2014 AFGAN KRİZİ: BÖLGESEL VE KÜRESEL GÜVENLİĞE TEHDİTLER

upa-admin 22 Ağustos 2014 1.814 Okunma 2014 AFGAN KRİZİ: BÖLGESEL VE KÜRESEL GÜVENLİĞE TEHDİTLER için yorumlar kapalı
2014 AFGAN KRİZİ: BÖLGESEL VE KÜRESEL GÜVENLİĞE TEHDİTLER

Afganistan’da Başkanlık seçimleri gergin bir durum yarattı. Daha çok oy alan Eşref Gani ve Abdullah Abdullah birbirlerini sahtekarlıkla itham ediyorlar. Oluşan bu duruma NATO ve ABD müdahale etti. Ancak bu da ihtilafları gideremiyor. Öte yandan, isyancılarla hükümet güçleri arasında savaş son günlerde daha da keskinleşti. Afganistan ordusunun kayıpları çoğaldı. Uzmanlar ülkede ciddi bir siyasi krizin oluştuğunu vurguluyorlar. Bunun çevre bölgelere de sıçrayabileceği tahminleri veriliyor. Örneğin, Orta Asya’da yeni bir jeopolitik gerginliğin meydana çıkması bekleniyor. Bu durumun bölgesel ve küresel güvenliğe nasıl etki edebileceği üzerinde düşünmeye ihtiyaç duyulmuştur.

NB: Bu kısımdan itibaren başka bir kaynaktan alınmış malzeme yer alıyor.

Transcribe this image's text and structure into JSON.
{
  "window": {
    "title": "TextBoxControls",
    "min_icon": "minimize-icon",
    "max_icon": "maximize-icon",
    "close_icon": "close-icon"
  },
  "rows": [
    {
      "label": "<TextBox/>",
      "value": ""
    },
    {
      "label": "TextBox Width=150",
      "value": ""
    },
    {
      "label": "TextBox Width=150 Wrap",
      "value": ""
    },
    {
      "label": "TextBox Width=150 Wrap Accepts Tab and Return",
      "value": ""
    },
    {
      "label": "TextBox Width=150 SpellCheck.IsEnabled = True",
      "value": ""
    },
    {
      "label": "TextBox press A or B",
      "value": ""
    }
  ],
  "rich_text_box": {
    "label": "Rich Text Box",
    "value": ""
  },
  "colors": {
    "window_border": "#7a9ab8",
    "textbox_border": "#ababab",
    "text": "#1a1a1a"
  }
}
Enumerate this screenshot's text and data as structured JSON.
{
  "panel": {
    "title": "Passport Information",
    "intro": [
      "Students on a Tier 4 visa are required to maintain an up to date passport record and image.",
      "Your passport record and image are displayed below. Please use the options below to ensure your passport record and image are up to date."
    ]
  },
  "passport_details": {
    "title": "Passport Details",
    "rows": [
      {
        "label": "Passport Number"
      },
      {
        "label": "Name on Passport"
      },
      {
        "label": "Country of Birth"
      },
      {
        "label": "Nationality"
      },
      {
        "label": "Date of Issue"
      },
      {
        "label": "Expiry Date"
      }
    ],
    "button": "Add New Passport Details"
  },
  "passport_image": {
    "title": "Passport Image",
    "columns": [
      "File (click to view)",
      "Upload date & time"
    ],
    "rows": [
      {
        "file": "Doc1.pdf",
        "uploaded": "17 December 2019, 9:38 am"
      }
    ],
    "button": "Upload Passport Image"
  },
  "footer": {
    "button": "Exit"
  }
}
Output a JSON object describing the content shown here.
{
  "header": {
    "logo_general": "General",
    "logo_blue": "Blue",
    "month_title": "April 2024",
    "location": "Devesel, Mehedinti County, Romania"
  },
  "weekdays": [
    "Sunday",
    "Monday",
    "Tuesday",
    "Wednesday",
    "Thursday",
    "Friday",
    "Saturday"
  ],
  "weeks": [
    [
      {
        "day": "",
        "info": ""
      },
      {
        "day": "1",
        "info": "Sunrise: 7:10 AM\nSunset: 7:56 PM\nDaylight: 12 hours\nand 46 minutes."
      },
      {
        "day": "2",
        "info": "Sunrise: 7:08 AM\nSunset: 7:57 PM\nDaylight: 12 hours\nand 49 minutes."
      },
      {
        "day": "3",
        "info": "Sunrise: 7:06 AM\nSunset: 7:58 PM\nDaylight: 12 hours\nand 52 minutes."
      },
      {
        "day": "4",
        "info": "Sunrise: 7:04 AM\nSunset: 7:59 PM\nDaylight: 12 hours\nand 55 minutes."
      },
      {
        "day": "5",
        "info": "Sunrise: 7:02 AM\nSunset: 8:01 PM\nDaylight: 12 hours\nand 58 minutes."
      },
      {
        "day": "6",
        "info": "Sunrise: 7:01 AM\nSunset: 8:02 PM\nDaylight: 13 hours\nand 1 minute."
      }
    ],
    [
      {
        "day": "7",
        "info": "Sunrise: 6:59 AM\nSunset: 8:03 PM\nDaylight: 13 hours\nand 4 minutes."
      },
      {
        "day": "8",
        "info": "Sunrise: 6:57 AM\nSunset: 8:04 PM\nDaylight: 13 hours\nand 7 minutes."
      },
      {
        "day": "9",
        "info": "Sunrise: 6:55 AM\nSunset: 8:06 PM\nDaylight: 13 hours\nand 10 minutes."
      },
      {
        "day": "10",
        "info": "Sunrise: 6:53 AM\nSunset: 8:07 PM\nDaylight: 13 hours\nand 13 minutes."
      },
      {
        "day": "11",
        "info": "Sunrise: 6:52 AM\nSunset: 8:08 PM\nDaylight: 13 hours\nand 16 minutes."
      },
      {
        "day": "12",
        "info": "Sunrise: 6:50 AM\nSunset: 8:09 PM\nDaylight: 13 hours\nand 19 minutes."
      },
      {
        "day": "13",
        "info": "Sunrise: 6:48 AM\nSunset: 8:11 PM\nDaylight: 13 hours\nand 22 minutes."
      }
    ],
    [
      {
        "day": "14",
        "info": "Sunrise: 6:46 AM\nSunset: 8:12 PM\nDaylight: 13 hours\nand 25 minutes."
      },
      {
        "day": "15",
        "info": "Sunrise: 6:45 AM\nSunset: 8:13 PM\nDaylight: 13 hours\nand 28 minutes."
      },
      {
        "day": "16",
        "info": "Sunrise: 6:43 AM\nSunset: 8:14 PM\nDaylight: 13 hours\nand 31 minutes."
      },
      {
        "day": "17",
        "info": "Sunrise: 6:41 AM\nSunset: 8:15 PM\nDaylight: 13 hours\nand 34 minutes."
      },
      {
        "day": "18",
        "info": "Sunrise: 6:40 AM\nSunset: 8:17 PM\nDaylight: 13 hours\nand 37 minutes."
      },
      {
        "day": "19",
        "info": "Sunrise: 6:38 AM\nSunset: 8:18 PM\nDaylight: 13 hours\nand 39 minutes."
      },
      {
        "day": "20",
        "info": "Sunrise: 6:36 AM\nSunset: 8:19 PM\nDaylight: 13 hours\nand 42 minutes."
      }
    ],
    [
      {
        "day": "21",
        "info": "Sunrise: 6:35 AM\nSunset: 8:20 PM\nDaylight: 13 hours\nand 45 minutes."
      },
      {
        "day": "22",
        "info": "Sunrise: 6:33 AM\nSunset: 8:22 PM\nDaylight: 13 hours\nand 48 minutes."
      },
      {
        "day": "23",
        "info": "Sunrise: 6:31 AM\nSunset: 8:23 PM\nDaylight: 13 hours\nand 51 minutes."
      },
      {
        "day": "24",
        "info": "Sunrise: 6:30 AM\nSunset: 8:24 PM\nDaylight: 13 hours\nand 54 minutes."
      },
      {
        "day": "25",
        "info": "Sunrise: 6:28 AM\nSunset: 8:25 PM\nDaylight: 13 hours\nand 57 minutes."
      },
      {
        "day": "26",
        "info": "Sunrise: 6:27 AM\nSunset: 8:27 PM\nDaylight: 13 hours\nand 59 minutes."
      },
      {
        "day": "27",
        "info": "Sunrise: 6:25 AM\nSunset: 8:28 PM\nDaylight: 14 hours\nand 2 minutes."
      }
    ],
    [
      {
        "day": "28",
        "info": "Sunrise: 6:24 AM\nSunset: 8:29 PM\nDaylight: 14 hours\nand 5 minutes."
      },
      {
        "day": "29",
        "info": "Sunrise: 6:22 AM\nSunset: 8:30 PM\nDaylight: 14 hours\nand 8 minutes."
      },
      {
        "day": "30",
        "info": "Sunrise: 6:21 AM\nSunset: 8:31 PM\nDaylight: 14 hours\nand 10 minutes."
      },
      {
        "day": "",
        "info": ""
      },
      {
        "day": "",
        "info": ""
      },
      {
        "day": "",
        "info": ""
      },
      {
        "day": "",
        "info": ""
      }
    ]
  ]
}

“Afganistan’ın Yaz Krizi”: Siyasi İhtilaflar Derinleşiyor

NATO’nun Afganistan’da bulunan askeri güçlerinin büyük bir kısmı bu yıl ülkeyi terk etmeye hazırlanıyor. Uzmanların görüşlerine göre, orada ABD’nin sınırlı sayıda askerleri kalacak. Fakat şimdilik bu alanda net bir bilgi yoktur. NATO’nun bu ülkeyi terk etmesine komşu ülkeler ve büyük devletler çok hassasiyetle yaklaşıyor. Afganistan’da yapılan son Cumhurbaşkanlığı seçiminden sonra ise mesele daha da güncel hale gelmiştir. Uzmanlar bunu bir takım iç ve dış etkenlerle anlatıyorlar.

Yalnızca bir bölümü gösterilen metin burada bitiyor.